A small patch against MediaWiki-1.16 fixes that by removing Expires: and adding s-maxage to Cache-Control:, which allows caches to serve “stale” page versions which are only mildly outdated (a few seconds).
$ wget -S --delete-after -nd http://testbit.eu/Sandbox --01:03:03-- http://testbit.eu/Sandbox HTTP/1.1 200 OK Date: Wed, 09 Feb 2011 00:03:03 GMT Vary: Accept-Encoding,Cookie Cache-Control: s-maxage=3, must-revalidate, max-age=0 Last-Modified: Tue, 08 Feb 2011 03:24:32 GMT 01:03:03 (386.21 MB/s) - `Sandbox' saved [14984/14984]
Upon inspection, there’s no Expires: header now and Cache-Control: adapted as described. Let’s now rerun the benchmark:
$ ab -kt3 http://testbit.eu/Sandbox Time taken for tests: 3.5511 seconds Total transferred: 38621189 bytes Requests per second: 831.14 [#/sec] (mean) Time per request: 1.203 [ms] (mean) Transfer rate: 12548.95 [Kbytes/sec] received
That looks good, 831 requests instead of 6!

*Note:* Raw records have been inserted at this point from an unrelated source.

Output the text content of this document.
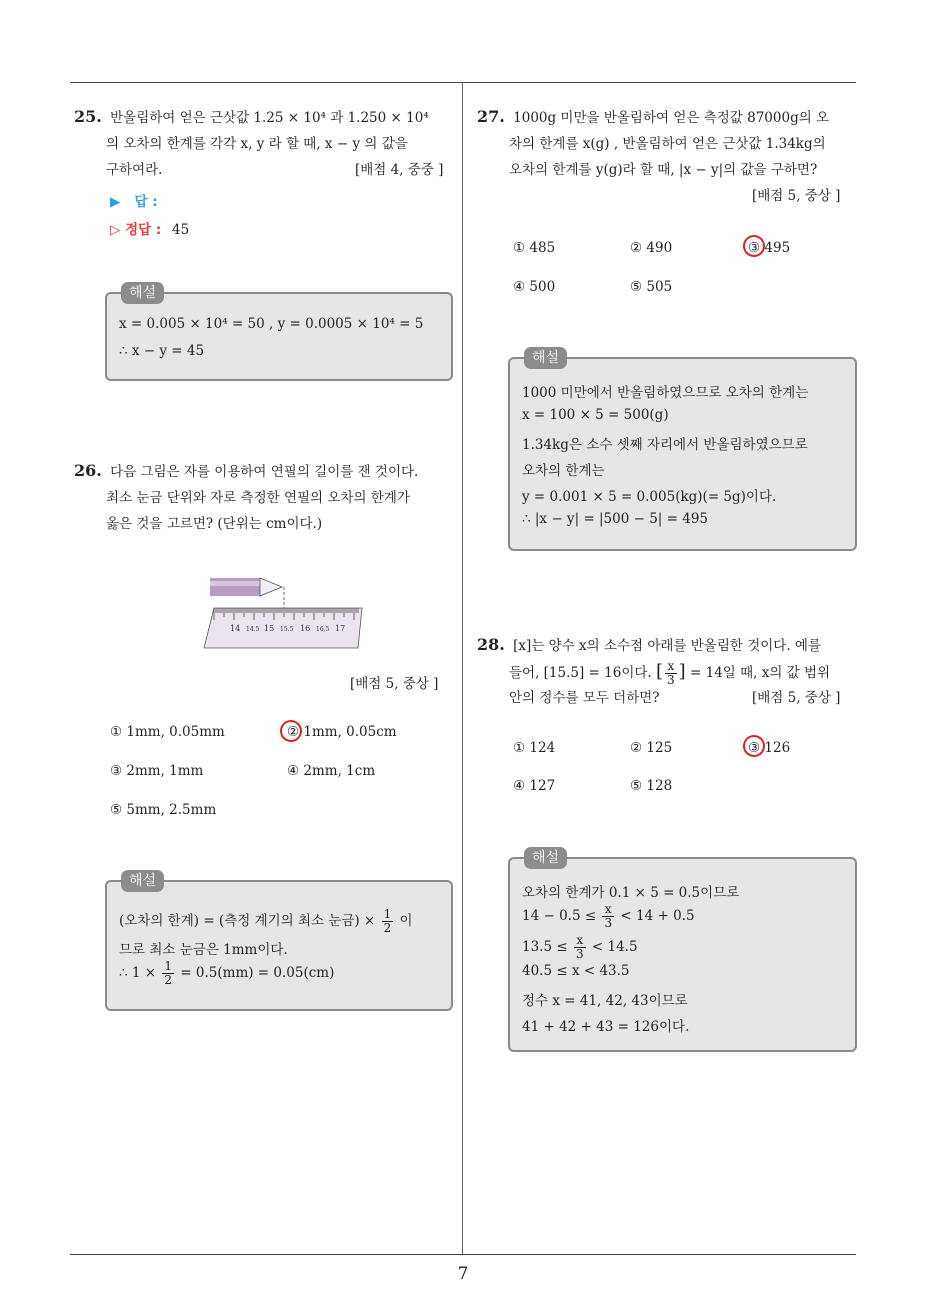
7
25. 반올림하여 얻은 근삿값 1.25 × 10⁴ 과 1.250 × 10⁴
의 오차의 한계를 각각 x, y 라 할 때, x − y 의 값을
구하여라.	[배점 4, 중중 ]
▶ 답 :
▷ 정답 : 45
해설
x = 0.005 × 10⁴ = 50 , y = 0.0005 × 10⁴ = 5
∴ x − y = 45
26. 다음 그림은 자를 이용하여 연필의 길이를 잰 것이다.
최소 눈금 단위와 자로 측정한 연필의 오차의 한계가
옳은 것을 고르면? (단위는 cm이다.)
14 14.5 15 15.5 16 16.5 17
[배점 5, 중상 ]
① 1mm, 0.05mm	② 1mm, 0.05cm
③ 2mm, 1mm	④ 2mm, 1cm
⑤ 5mm, 2.5mm
해설
(오차의 한계) = (측정 계기의 최소 눈금) × $\frac{1}{2}$ 이
므로 최소 눈금은 1mm이다.
∴ $1 \times \frac{1}{2} = 0.5(mm) = 0.05(cm)$
27. 1000g 미만을 반올림하여 얻은 측정값 87000g의 오
차의 한계를 x(g) , 반올림하여 얻은 근삿값 1.34kg의
오차의 한계를 y(g)라 할 때, |x − y|의 값을 구하면?
[배점 5, 중상 ]
① 485	② 490	③ 495
④ 500	⑤ 505
해설
1000 미만에서 반올림하였으므로 오차의 한계는
x = 100 × 5 = 500(g)
1.34kg은 소수 셋째 자리에서 반올림하였으므로
오차의 한계는
y = 0.001 × 5 = 0.005(kg)(= 5g)이다.
∴ |x − y| = |500 − 5| = 495
28. [x]는 양수 x의 소수점 아래를 반올림한 것이다. 예를
들어, [15.5] = 16이다. [ $\frac{x}{3}$ ] = 14일 때, x의 값 범위
안의 정수를 모두 더하면?	[배점 5, 중상 ]
① 124	② 125	③ 126
④ 127	⑤ 128
해설
오차의 한계가 0.1 × 5 = 0.5이므로
$14 - 0.5 \le \frac{x}{3} < 14 + 0.5$
$13.5 \le \frac{x}{3} < 14.5$
40.5 ≤ x < 43.5
정수 x = 41, 42, 43이므로
41 + 42 + 43 = 126이다.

Utilizing mod_disk_cache with MediaWiki can easily speed up the number of possible requests per-second by more than a factor of one hundred for anonymous accesses. The caching behavior in the above patch can also be enabled for logged-in users with adding this setting to MediaWiki’s LocalSettings.php:
$wgCacheLoggedInUsers = true;
I hope this helps people out there to speed up your MediaWiki installation as well, happy tuning!